Despite the wide range of possible effects on various pathological conditions (Table 41), IH is not routinely prescribed or widely used. Future studies on larger populations on the efficacy and long-term effects of IH are needed in order to gain more evidence for further recommendations.
Table 41. Effects of intermittent hypoxia—IH—on different clinical conditions [35].
Effects of intermittent hypoxia—IH—on different clinical conditions [21].
Pathology Effect Observed
Chronic obstructive pulmonary disease In randomized, double-blind, controlled clinical studies it was demonstrated that mild repetitive acute IH (12–15% O2 for 3–5 min, followed by intervals of 3–5 min of normoxia, 5–9 episodes per day, for 15 days) can produce the following increases: exercise time, baroreflex sensitivity, total hemoglobin, hypercapnic ventilatory response, forced vital capacity and forced expiratory volume in 1 s.

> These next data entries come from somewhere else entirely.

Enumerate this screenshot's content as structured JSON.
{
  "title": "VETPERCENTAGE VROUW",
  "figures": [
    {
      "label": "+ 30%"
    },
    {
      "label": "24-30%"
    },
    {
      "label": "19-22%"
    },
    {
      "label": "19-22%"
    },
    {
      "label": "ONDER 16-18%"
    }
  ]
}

Arterial hypertension In 56 known patients with stage I-II hypertension, moderate IH reduced heart rate, systolic and diastolic blood pressure and peripheral resistance. IH reduces the symptoms of angina, normalizes microcirculation and lipid metabolism and increases maximal oxygen consumption and exercise tolerance, being proven to be a safe therapy for elderly patients. Increased endothelial NO production that produces the opening of reserve capillaries and vasodilatation can determine the antihypertensive effects of moderate IH (reduced peripheral resistance), reduced sympathetic activity, minimized calcium overload of vascular smooth muscles, improved water and salt metabolism, increased activity of antioxidant enzymes and increased synthesis of angiogenic growth factors, including VEGF and FGF.

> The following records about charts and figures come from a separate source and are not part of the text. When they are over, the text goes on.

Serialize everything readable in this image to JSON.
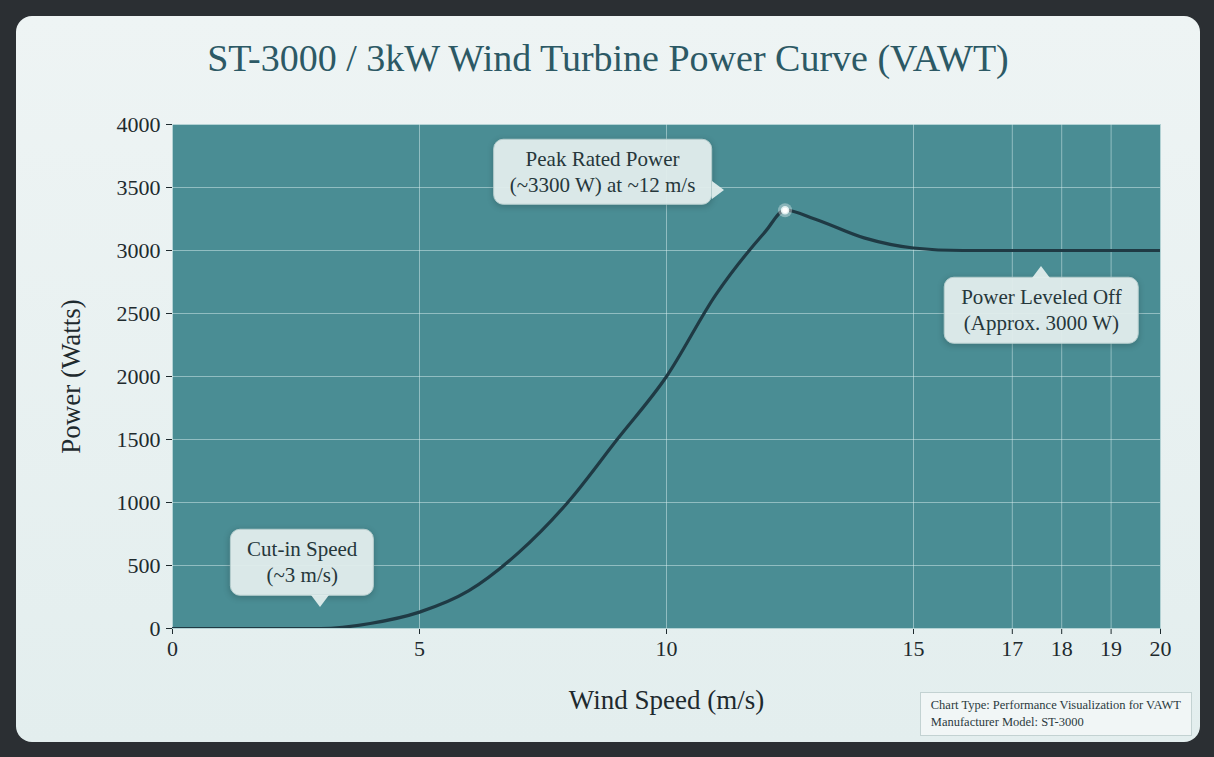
{
  "chart_data": {
    "type": "line",
    "title": "ST-3000 / 3kW Wind Turbine Power Curve (VAWT)",
    "x_label": "Wind Speed (m/s)",
    "y_label": "Power (Watts)",
    "x": [
      0,
      1,
      2,
      3,
      4,
      5,
      6,
      7,
      8,
      9,
      10,
      11,
      12,
      12.4,
      13,
      14,
      15,
      16,
      17,
      18,
      19,
      20
    ],
    "values": [
      0,
      0,
      0,
      0,
      40,
      130,
      300,
      600,
      1000,
      1500,
      2000,
      2650,
      3150,
      3320,
      3250,
      3100,
      3020,
      3000,
      3000,
      3000,
      3000,
      3000
    ],
    "color": "#1f3a44",
    "xlim": [
      0,
      20
    ],
    "xticks": [
      0,
      5,
      10,
      15,
      17,
      18,
      19,
      20
    ],
    "ylim": [
      0,
      4000
    ],
    "yticks": [
      0,
      500,
      1000,
      1500,
      2000,
      2500,
      3000,
      3500,
      4000
    ],
    "grid": true,
    "annotations": [
      {
        "text": "Cut-in Speed\n(~3 m/s)",
        "x": 3,
        "y": 0
      },
      {
        "text": "Peak Rated Power\n(~3300 W) at ~12 m/s",
        "x": 12.4,
        "y": 3320,
        "marker": "circle"
      },
      {
        "text": "Power Leveled Off\n(Approx. 3000 W)",
        "x": 17.6,
        "y": 3000
      }
    ],
    "footnote": [
      "Chart Type: Performance Visualization for VAWT",
      "Manufacturer Model: ST-3000"
    ]
  }
}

Myocardial Infarction In humans, moderate IH increases maximal oxygen consumption in older men (50–70 years), both with and without coronary artery disease. During submaximal exercise (cycling at 1 W/kg), systolic blood pressure, heart rate, perceived exertion and blood lactate concentration are diminished by IH. Myocardial protection is correlated with the ability of moderate IH to increase coronary blood flow, myocardial vascularity, cardiomyoglobin and antioxidant enzyme expression. IH increases erythropoietin (EPO) concentrations, stimulating erythropoiesis and increasing hematocrit, blood viscosity and platelet count.
Inflammatory/immune responses to IH Some studies suggest that moderate IH protocols enhance the innate immune system while having a general anti-inflammatory effect. For example, in healthy humans, exposure to the 4 5 min episodes of 10% O2 (5 min interval in room air, 14 days) increases the phagocytic and bactericidal activities of neutrophils, while suppressing the pro-inflammatory mediators TNF-α and IL-4 by more than 90%. These responses, which persisted at least 7 days after IH, may increase the body’s immune defenses without associated inflammation.
Metabolic responses to IH IH protocols have beneficial effects on metabolism, including decreased body weight, cholesterol, and blood sugar levels, as well as increased insulin sensitivity. Mechanisms of moderate IH-induced weight loss may include increased serotonin and/or leptin levels. Body weight is reduced with moderate IH by increasing hepatic leptin expression and increasing blood leptin concentration. Moderate hypoxia (14.6% O2) reduces cholesterol and blood glucose and increases insulin sensitivity in patients with type 2 diabetes. Hypoxia also increases glycolysis and fatty acid oxidation and mitochondrial enzyme activity and reduces cholesterol synthesis.
Bone IH has positive effects on bone tissue remodeling. Exposure of rats to IH determined high alkaline phosphatase activity in bone tissue, thus suggesting increased osteoblast activity and new bone formation.